That’s $15 trillion — the size of the US debt — stacked up in $100 bills. How the hell did it get this way?
After all, American national debt didn’t hit $1 trillion until the 1980s. Before 1971 — the year that the debt began to grow and grow and grow — there wasn’t even a trillion dollars in circulation. And why 1971? That’s the year America decided that dollars would no longer be convertible into gold at a fixed rate, and would just float on the global market against other currencies. That was the year that the American government decided that the Federal Reserve — America’s private central bank — could print as much money as it wanted, whenever it wanted. As Ben Bernanke, the Fed Chairman, put it:
A helicopter drop of money.
Bernanke’s view is informed by his view of money. His career as an academic economist was defined by his theory that deflation fuelled and worsened the Great Depression. The collapse of banks, he believes, led to a severe drop in the supply of money, which led to a severe drop in economic activity as individuals and businesses assumed that more deflation would occur, raising the expected future value of the money they were holding, preventing them from spending it, and preventing further productivity from taking place. And this may well all be true.
But constantly inflating the money supply distorts everything, without necessarily doing the economy any good. It means that growth can happen without any real underlying productivity gains. It means that bad systems and bad companies can produce profits and can survive. And it leads to malinvestment — with a lot of cash floating around in the system, bubbles form as money floods into places it might otherwise not. And, as the influential British economist John Maynard Keynes put it:
By a continuing process of inflation, government can confiscate, secretly and unobserved, an important part of the wealth of their citizens.
The problem is that printing money allows governments and societies to carry on in the face of problems without ever really addressing the underlying causes — loss of productivity, bubbles, poor infrastructure, expensive wars and empires.

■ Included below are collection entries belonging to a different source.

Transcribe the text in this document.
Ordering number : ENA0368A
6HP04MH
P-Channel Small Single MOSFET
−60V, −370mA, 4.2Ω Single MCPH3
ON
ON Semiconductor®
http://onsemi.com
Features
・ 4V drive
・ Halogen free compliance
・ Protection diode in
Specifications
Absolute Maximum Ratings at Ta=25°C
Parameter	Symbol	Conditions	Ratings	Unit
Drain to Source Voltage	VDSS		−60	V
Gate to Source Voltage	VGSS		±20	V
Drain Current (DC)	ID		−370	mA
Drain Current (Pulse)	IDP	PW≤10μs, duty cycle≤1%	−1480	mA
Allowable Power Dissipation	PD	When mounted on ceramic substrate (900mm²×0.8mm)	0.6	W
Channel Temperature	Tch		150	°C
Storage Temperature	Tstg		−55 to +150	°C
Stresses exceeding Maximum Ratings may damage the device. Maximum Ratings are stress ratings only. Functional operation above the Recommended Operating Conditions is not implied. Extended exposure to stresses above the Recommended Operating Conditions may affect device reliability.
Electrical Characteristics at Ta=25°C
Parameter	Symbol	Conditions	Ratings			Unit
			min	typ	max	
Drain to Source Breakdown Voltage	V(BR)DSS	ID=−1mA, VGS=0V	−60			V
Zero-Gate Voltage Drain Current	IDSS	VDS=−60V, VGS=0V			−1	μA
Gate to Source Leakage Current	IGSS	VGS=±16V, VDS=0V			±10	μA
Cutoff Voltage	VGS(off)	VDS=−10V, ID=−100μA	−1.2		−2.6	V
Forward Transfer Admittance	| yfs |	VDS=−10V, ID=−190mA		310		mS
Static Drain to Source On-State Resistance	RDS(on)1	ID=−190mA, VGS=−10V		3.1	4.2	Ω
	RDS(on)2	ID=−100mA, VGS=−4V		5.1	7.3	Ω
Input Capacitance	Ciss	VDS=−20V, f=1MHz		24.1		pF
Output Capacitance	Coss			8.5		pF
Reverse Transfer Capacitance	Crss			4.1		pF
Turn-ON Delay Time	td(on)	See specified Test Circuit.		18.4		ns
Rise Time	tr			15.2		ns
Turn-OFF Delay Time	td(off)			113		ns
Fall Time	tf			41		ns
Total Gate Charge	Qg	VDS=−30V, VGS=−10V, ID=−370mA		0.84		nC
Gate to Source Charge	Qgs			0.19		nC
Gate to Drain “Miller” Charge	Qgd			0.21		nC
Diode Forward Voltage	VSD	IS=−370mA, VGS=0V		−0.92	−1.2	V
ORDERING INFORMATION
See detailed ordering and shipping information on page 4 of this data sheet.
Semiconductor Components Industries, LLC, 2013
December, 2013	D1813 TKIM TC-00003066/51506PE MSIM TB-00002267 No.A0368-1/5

And of course, those problems will rear their ugly head again, unless they are properly addressed.
Gold’s power, and genius is that it holds its value. When a currency is tied to it, it prevents the government from just printing more, and encourages them to address the underlying issues. It cannot easily be inflated away. It is true that societies obsessed with it may dig up too much, and waste productivity that might go towards industry or infrastructure. But by a quirk, gold is very often found alongside industrial metals like nickel or tin, and can be mined secondarily. Because gold holds its value, it is a great measure of whether an economy is really moving forward — in terms of productivity, industry and investment — or not. Falling or stable gold prices suggest progress. Rising gold prices suggest regress. Here is the Dow Jones Industrial Average priced in gold:
Gold flashed past $1800 an ounce today. But it has not gained any value: it is America and the West that has lost it. The real question is not how high gold will go, but how low America and the dollar will.